Upgrades to levees in Meiners Oaks, Live Oak Acres and Casitas Springs will protect adjacent communities from increased flood risk, according to Palmer. “They’ve offered great protection, but without the dam there’s some additional concern. We want to make sure those levees provide the full protection needed after the dam is down,” he said.
A milestone was reached in November when a sediment report underway since 2006 was completed. “It’s really the cornerstone for documenting what happens as we take the dam down,” Palmer said. The study, the second “rock in the jar,” analyzes what’s going to happen with the 9 million cubic yards of sediment trapped behind the dam, so “we completely understand what those potential impacts could be, and we appropriately plan for them.”
Part of the sediment study is a new bridge at Camino Cielo that will increase vehicle and pedestrian safety and improve fish and sediment passage.
Another recent milestone are site tours, the latest last week, with staff from the California Coastal Commission, looking at state and federal environmental rules to make sure they’re consistent in terms of overall scope and implementation.
Palmer said the agency “will end up being a significant partner with us in the process. They had a lot of questions but were very positive about working with us.”
The third “rock” is design work at Robles, owned by the U.S. Bureau of Reclamation and operated by Casitas Municipal Water District. Design modifications will improve sediment transport, water-supply reliability and endangered-fish passage.
“Three huge pieces of work we’re doing this year and it’s real exciting to be here,” Palmer said. “We’re seeing great progress.”

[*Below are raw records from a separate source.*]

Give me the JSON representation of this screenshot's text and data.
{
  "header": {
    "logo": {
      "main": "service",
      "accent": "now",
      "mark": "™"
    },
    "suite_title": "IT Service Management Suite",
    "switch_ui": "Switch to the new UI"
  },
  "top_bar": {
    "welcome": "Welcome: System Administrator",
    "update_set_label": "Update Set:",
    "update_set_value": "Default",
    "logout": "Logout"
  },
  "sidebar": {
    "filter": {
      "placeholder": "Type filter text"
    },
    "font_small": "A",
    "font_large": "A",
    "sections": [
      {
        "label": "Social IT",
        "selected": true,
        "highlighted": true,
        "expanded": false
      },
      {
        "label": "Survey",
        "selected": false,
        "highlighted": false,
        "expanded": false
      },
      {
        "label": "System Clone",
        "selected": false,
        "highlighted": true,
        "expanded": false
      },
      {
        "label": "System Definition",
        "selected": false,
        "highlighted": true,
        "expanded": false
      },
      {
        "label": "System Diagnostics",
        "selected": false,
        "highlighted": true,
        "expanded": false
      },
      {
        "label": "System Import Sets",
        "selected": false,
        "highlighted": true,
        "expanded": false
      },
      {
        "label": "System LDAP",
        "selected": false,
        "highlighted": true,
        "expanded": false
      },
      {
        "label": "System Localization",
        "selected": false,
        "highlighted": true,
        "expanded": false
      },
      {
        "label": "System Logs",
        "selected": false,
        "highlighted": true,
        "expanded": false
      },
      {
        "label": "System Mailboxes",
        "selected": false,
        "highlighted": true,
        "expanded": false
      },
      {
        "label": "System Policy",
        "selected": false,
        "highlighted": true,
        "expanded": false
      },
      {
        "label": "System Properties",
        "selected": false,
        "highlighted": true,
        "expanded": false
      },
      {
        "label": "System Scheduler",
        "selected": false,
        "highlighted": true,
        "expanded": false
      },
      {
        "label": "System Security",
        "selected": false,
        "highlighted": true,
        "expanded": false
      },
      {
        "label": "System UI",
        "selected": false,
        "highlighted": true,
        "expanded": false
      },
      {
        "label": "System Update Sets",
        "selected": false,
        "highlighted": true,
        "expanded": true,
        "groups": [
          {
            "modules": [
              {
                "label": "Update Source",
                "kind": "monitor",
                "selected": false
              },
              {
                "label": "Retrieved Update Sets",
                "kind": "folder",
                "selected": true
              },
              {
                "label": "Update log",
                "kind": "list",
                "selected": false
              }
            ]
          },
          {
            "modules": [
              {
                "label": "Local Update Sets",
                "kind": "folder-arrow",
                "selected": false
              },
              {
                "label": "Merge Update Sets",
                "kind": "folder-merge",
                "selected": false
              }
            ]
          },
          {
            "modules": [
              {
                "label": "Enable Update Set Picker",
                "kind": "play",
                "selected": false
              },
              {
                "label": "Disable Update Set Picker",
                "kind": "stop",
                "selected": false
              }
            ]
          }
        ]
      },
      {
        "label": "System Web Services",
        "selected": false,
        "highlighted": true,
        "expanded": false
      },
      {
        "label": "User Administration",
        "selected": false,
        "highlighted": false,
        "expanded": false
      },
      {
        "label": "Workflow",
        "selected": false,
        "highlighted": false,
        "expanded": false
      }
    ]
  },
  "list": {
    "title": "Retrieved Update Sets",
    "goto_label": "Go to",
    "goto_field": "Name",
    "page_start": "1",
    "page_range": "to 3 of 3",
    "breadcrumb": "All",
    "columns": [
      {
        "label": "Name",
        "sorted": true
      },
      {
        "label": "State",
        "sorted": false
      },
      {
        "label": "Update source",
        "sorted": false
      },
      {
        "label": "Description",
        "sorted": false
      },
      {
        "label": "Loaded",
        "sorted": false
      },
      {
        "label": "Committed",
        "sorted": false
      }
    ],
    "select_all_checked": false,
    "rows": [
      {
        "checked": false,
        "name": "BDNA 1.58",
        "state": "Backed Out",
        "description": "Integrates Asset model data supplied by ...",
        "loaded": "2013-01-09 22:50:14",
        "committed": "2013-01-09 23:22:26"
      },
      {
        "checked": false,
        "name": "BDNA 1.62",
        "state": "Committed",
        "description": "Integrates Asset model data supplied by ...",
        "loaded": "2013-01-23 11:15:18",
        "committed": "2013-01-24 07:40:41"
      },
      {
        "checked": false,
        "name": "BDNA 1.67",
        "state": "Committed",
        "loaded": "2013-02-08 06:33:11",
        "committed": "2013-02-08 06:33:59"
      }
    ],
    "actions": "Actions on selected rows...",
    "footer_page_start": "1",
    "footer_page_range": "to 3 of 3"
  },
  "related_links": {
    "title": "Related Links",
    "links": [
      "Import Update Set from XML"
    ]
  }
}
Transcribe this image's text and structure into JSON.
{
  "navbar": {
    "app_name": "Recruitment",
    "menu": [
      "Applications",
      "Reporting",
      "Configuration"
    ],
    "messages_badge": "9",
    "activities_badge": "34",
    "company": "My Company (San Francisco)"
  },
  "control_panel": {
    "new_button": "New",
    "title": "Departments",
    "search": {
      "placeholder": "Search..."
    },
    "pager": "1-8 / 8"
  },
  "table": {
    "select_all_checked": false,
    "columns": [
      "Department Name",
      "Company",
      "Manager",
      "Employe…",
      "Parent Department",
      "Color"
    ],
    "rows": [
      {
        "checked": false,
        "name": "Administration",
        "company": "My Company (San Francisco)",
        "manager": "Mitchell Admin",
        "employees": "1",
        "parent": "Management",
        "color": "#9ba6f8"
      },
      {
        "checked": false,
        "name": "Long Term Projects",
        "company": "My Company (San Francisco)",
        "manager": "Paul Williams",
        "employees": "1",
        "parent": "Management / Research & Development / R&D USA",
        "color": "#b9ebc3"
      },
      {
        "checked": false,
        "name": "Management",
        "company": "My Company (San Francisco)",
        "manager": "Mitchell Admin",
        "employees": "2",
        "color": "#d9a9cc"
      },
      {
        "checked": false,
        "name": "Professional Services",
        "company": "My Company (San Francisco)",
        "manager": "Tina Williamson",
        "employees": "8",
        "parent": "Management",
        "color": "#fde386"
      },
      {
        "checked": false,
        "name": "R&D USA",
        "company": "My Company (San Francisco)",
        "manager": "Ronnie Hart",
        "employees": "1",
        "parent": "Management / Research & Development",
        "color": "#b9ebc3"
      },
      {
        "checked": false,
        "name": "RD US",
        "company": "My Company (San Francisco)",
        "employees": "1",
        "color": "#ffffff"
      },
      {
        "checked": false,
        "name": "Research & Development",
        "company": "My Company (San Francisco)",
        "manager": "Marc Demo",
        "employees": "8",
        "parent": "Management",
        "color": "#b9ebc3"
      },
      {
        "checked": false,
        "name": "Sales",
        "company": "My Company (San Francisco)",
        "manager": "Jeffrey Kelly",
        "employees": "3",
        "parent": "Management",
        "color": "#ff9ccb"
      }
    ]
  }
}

Palmer said the project will need to consider impacts on water wells operated by water agencies up and down the river, and conduct tribal consultation “to make sure that their lands and their regards are taken care of.”
“The Ventura River is a wonderful thing to look at right now,” Palmer said, with the county and its partners working on the dam at the top end of the watershed and the city of Ventura working
on estuary reconstruction at Surfer’s Point. “You have these two bookends for this wild and natural river.”
Palmer cited projects on the Klamath River in Northern California as successful, inspiring examples of dam removal. “Nature really takes care of and heals itself,” he said.
Built in 1947, Matilija Dam was approved for removal by the Ventura County Board of Supervisors in 1998.
To date, MDERP has spent approximately $70 million on dam removal studies dating back about 20 years. “Science and our biologists have learned a lot about how to do these in a safe way that allows nature to recover,” Palmer said.
The project currently has about $30 million in grants that are funding ongoing work for the next few years, said Palmer, former general manager of Ojai Valley Sanitary District. He now oversees not only watershed protection for the county, but roads and transportation, and water and sanitation.
Palmer told the Ojai Valley News that demolition of the dam, completion of downstream projects and restoration of the area will likely require another $250 million in funding.
The current plan for removal of the dam involves boring two 12-foot-diameter tunnels into, but not all the way through, the base of the dam. Engineers will then use dynamite to blow the tunnels open during a time of high water flow.
Taking down the dam is at least five years away, according to Palmer. “We wait for the right rainstorm to be big enough to push the sediment downstream,” he said. “We’ve had two wonderful winters (2023-24), so if you can dial up another good, wet winter in 2030-31, we’ll probably be in the right place.”